Das schöne junge Mädchen stand vor der betrübten Mutter und sprach noch immer tröstend auf sie ein. Der Greis mit der blauen Brille behielt die Hand des Mädchens in der seinen und nickte zu dem, was sie sagte, mit dem Kopfe. Die beiden Liebenden waren aufgestanden und blieben unbeweglich einander gegenüber stehen, ohne ein Wort zu sprechen.

»Die sind wenigstens glücklich,« sagte der junge Mann im Jacket, der ebenfalls stehengeblieben war und der Scene beiwohnte, zu Nechludoff.

»Sie verheiraten sich hier in der nächsten Woche im Gefängnis, und in einem Monat reist sie mit ihm nach Sibirien ab,« fuhr er fort.

»Und was ist er?«

»Er ist zur Zwangsarbeit verurteilt ... die sind wenigstens heiter, aber das ist zu entsetzlich anzuhören,« fügte der junge Mann hinzu, und machte Nechludoff auf das heftige Schluchzen aufmerksam, das der Greis mit der blauen Brille jetzt ausstieß.

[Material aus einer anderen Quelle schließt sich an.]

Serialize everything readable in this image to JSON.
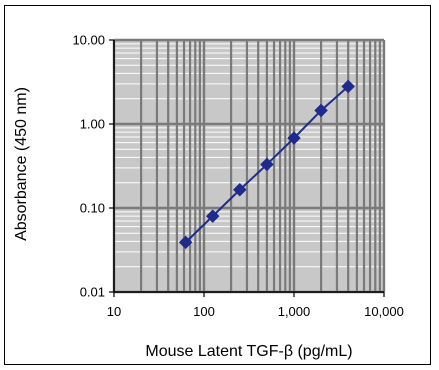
{
  "chart_data": {
    "type": "line",
    "title": "",
    "xlabel": "Mouse Latent TGF-β (pg/mL)",
    "ylabel": "Absorbance (450 nm)",
    "x_scale": "log",
    "y_scale": "log",
    "xlim": [
      10,
      10000
    ],
    "ylim": [
      0.01,
      10
    ],
    "x_ticks": [
      "10",
      "100",
      "1,000",
      "10,000"
    ],
    "y_ticks": [
      "0.01",
      "0.10",
      "1.00",
      "10.00"
    ],
    "grid": true,
    "legend": "none",
    "series": [
      {
        "color": "#1f2a8c",
        "marker": "diamond",
        "x": [
          62.5,
          125,
          250,
          500,
          1000,
          2000,
          4000
        ],
        "y": [
          0.039,
          0.08,
          0.165,
          0.33,
          0.68,
          1.45,
          2.8
        ]
      }
    ]
  },
  "colors": {
    "plot_background": "#c8c8c8",
    "major_grid": "#7a7a7a",
    "minor_grid": "#ffffff",
    "series": "#1f2a8c"
  }
}
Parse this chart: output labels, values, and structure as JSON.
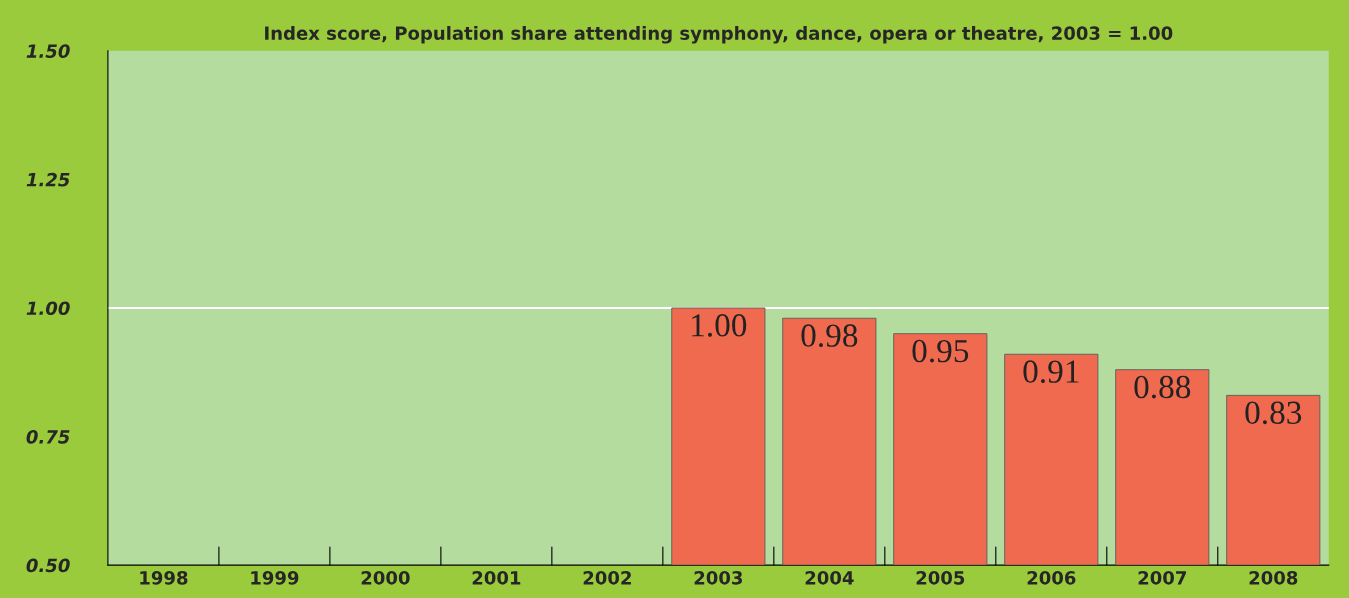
{
  "chart_data": {
    "type": "bar",
    "title": "Index score, Population share attending symphony, dance, opera or theatre, 2003 = 1.00",
    "categories": [
      "1998",
      "1999",
      "2000",
      "2001",
      "2002",
      "2003",
      "2004",
      "2005",
      "2006",
      "2007",
      "2008"
    ],
    "values": [
      null,
      null,
      null,
      null,
      null,
      1.0,
      0.98,
      0.95,
      0.91,
      0.88,
      0.83
    ],
    "color": "#f06a50",
    "value_labels": [
      null,
      null,
      null,
      null,
      null,
      "1.00",
      "0.98",
      "0.95",
      "0.91",
      "0.88",
      "0.83"
    ],
    "ylim": [
      0.5,
      1.5
    ],
    "yticks": [
      {
        "value": 0.5,
        "label": "0.50"
      },
      {
        "value": 0.75,
        "label": "0.75"
      },
      {
        "value": 1.0,
        "label": "1.00"
      },
      {
        "value": 1.25,
        "label": "1.25"
      },
      {
        "value": 1.5,
        "label": "1.50"
      }
    ],
    "ref_lines": [
      {
        "axis": "y",
        "value": 1.0,
        "color": "#ffffff"
      }
    ],
    "grid": false
  }
}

»Vorwärts, meine Herren, ich bitte Sie,« rief jetzt der Direktor, »was soll denn das heißen? Die Stunde ist doch schon längst vorüber. Ich sage es Ihnen nun zum letztenmal,« fügte er nach einer Pause hinzu, stand auf, setzte sich wieder, that einen Zug aus seiner Cigarette, ließ sie ausgehen und steckte sie wieder von neuem an.

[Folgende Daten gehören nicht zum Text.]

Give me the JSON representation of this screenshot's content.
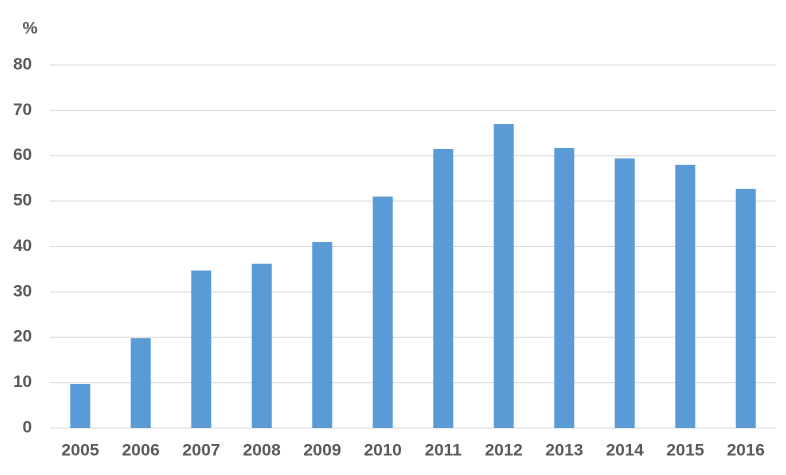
{
  "chart_data": {
    "type": "bar",
    "y_label": "%",
    "categories": [
      "2005",
      "2006",
      "2007",
      "2008",
      "2009",
      "2010",
      "2011",
      "2012",
      "2013",
      "2014",
      "2015",
      "2016"
    ],
    "values": [
      9.7,
      19.8,
      34.7,
      36.2,
      41,
      51,
      61.5,
      67,
      61.7,
      59.4,
      58,
      52.7
    ],
    "color": "#5b9bd5",
    "ylim": [
      0,
      80
    ],
    "yticks": [
      0,
      10,
      20,
      30,
      40,
      50,
      60,
      70,
      80
    ],
    "grid": true
  }
}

Endlich trennten sich Gefangene und Besucher; die einen wandten sich der Hintertür zu, die andern der großen Pforte, die in das Nebenzimmer führte.

»Ja, das sind merkwürdige Scenen,« sagte der junge Mann im Jacket, der augenscheinlich gern plauderte, zu Nechludoff. »Glücklicherweise ist der »Hauptmann« noch ein braver Mann und hält sich nicht an das Gefängnisreglement. Anderswo ist es ein wahres Martyrium, das sagt jeder.«

»Werden diese Besuche denn in den anderen Gefängnissen nicht in derselben Weise abgehalten?«

»Ach, nichts dergleichen; man kann die politischen Gefangenen höchstens durch zwei Gitter sehen, genau so, wie die schweren Verbrecher.«

Am Fuße der Treppe wurde Nechludoff durch den Direktor von seinem Begleiter getrennt; der Beamte nahm ihn beiseite und sagte zu ihm mit seiner müden Stimme:

»Sie können die Maslow also morgen sehen, wenn Sie wollen, Fürst!«

»Besten Dank!« versetzte Nechludoff und verließ das Gefängnis. Er empfand ein noch stärkeres Gefühl des Widerwillens und des Schreckens, als er es am vorigen Sonntag empfunden, da er die Korridore des Gefängnisses zum erstenmale betrat.